Some commentators see these constant challenges to the act as its main weakness. The act has not transformed political attitudes or the institutional balance of power on climate policy. Its achievements are still reversible, as can be seen in the situation in Australia.

The act itself recognises that in a field full of uncertainties it is worth checking from time to time whether its objectives are still appropriate. The evidence to date suggests they are. Much has been made of the recent pause in the rise of global temperatures. The pause is not fully understood and several factors are likely to play a role, including the possibility that the climate system may be slightly less sensitive than feared.

A helping hand from the climate system would be extremely welcome, but on its own is not a sufficient reason to change tack.
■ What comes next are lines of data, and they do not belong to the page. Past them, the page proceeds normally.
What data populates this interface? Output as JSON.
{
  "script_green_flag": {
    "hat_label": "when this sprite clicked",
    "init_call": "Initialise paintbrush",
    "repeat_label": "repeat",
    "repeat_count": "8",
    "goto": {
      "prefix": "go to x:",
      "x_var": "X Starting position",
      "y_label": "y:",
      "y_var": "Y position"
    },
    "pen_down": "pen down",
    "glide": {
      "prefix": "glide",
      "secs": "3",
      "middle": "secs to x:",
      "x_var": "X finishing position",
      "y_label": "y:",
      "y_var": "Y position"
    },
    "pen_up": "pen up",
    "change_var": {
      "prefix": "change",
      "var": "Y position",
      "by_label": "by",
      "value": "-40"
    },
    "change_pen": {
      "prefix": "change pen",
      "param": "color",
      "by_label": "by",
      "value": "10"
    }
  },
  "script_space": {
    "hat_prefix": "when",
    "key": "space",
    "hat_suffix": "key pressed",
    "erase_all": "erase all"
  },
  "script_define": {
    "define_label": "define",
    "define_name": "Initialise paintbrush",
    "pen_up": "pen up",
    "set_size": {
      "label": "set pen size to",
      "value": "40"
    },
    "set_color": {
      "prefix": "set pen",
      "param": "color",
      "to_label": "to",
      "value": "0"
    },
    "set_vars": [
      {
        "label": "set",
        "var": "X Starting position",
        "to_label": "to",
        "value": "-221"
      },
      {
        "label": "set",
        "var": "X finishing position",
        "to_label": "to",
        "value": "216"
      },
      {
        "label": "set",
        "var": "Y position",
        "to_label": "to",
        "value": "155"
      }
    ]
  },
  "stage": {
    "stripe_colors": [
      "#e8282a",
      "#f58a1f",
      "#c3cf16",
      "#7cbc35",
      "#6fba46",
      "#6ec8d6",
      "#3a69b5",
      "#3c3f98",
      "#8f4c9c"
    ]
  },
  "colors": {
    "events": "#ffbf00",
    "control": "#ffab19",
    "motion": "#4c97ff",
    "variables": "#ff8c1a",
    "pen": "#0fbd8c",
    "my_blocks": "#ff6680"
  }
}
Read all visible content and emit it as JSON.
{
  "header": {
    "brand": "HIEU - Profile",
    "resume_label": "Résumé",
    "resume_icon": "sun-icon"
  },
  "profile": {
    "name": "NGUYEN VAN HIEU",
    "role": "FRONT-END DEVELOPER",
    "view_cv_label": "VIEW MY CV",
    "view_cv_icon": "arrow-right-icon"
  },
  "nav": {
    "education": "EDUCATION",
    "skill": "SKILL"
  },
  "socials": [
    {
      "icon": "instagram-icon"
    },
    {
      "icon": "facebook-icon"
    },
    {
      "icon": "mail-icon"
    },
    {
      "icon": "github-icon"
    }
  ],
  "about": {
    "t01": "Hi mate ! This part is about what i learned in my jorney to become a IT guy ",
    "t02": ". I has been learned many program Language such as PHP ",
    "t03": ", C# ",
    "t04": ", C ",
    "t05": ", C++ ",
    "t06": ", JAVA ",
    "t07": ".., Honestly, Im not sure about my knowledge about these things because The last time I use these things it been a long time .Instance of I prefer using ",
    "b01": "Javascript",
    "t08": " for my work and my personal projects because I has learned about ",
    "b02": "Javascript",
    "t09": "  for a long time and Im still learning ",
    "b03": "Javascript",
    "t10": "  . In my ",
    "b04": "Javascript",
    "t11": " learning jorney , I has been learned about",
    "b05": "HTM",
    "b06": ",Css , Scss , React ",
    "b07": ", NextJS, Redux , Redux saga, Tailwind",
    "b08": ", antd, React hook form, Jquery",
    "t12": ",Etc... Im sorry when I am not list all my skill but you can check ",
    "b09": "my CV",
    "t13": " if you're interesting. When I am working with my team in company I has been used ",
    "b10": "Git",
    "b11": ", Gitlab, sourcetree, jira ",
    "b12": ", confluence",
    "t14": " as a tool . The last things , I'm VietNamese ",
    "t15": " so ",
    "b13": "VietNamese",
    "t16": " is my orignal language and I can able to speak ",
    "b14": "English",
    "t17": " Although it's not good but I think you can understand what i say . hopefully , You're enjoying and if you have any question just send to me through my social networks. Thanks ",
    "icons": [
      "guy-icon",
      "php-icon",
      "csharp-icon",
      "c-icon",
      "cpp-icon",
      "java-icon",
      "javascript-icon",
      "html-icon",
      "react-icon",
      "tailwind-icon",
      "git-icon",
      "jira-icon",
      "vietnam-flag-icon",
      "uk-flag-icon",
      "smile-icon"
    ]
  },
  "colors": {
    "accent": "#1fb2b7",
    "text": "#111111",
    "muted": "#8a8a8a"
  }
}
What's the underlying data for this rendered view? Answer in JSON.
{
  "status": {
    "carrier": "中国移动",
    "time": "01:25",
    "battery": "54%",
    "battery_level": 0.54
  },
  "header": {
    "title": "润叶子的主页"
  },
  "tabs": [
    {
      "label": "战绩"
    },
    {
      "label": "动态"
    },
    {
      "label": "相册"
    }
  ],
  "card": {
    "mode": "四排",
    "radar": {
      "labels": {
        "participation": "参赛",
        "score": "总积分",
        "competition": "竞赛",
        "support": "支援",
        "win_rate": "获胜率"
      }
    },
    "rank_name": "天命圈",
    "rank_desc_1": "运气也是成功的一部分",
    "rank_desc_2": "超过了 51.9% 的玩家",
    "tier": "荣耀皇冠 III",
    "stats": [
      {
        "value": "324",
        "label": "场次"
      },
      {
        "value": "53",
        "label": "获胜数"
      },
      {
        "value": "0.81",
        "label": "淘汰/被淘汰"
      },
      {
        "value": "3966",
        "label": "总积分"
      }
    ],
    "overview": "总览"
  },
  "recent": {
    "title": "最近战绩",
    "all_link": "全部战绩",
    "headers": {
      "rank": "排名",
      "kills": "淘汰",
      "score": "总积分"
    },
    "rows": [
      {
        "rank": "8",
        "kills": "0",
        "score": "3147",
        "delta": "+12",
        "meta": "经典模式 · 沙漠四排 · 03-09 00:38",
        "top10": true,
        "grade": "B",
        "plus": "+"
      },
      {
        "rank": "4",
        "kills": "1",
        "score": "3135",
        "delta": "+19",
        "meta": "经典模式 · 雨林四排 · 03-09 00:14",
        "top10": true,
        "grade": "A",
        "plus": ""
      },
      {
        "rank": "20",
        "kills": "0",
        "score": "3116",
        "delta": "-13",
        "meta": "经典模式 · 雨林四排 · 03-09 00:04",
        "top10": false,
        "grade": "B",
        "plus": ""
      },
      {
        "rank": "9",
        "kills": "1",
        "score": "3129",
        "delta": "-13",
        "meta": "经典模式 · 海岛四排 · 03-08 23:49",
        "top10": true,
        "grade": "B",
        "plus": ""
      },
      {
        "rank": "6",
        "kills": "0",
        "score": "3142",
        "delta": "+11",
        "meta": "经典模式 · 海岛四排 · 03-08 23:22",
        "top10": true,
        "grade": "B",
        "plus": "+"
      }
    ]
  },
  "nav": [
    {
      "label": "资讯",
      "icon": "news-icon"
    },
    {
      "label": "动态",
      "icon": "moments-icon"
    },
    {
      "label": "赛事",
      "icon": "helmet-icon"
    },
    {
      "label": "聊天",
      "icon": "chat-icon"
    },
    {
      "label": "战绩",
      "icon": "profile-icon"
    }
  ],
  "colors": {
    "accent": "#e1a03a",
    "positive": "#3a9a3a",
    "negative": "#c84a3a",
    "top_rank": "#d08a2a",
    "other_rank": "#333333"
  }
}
Climate sensitivity is only one element in the causal chain that leads from greenhouse gas emissions to temperature change and from temperature change to impacts.

For most of the other elements in that chain the news has got worse. Greenhouse gas emissions continue to rise at the upper end of most predictions, and there is evidence that the socio-economic impacts of a given amount of warming may perhaps be more severe than previously thought, for example in terms of food security. Confidence in many of these findings is still low, but uncertainty reinforces, rather than weakens, the case for emissions control as a rational insurance policy.

What about the risk that the UK is moving too fast? Perhaps a slower pace of decarbonisation would be more appropriate. Models suggest otherwise, and the current emissions path is already back-loaded. The mandated carbon budgets require average emission cuts of about 3% a year until 2030, and about 5% a year thereafter.

To put these numbers into perspective; if capital investments have a lifetime of 20 years, one twentieth or 5% of the capital stock is renewed each year and can be replaced with cleaner alternatives as part of the normal investment cycle. Decarbonise faster and capital will have to be scrapped prematurely. It therefore makes sense to act early, even before we factor in technology reasons (learning effects may be stronger) and scientific reasons (emissions over the years will be lower) to do so.

In short, the scientific and economic rationale for the Climate Change Act has not changed. Five years after its inception, it remains a farsighted and innovative piece of legislation. The fact that its value is debated in some circles merely demonstrates how much it is needed.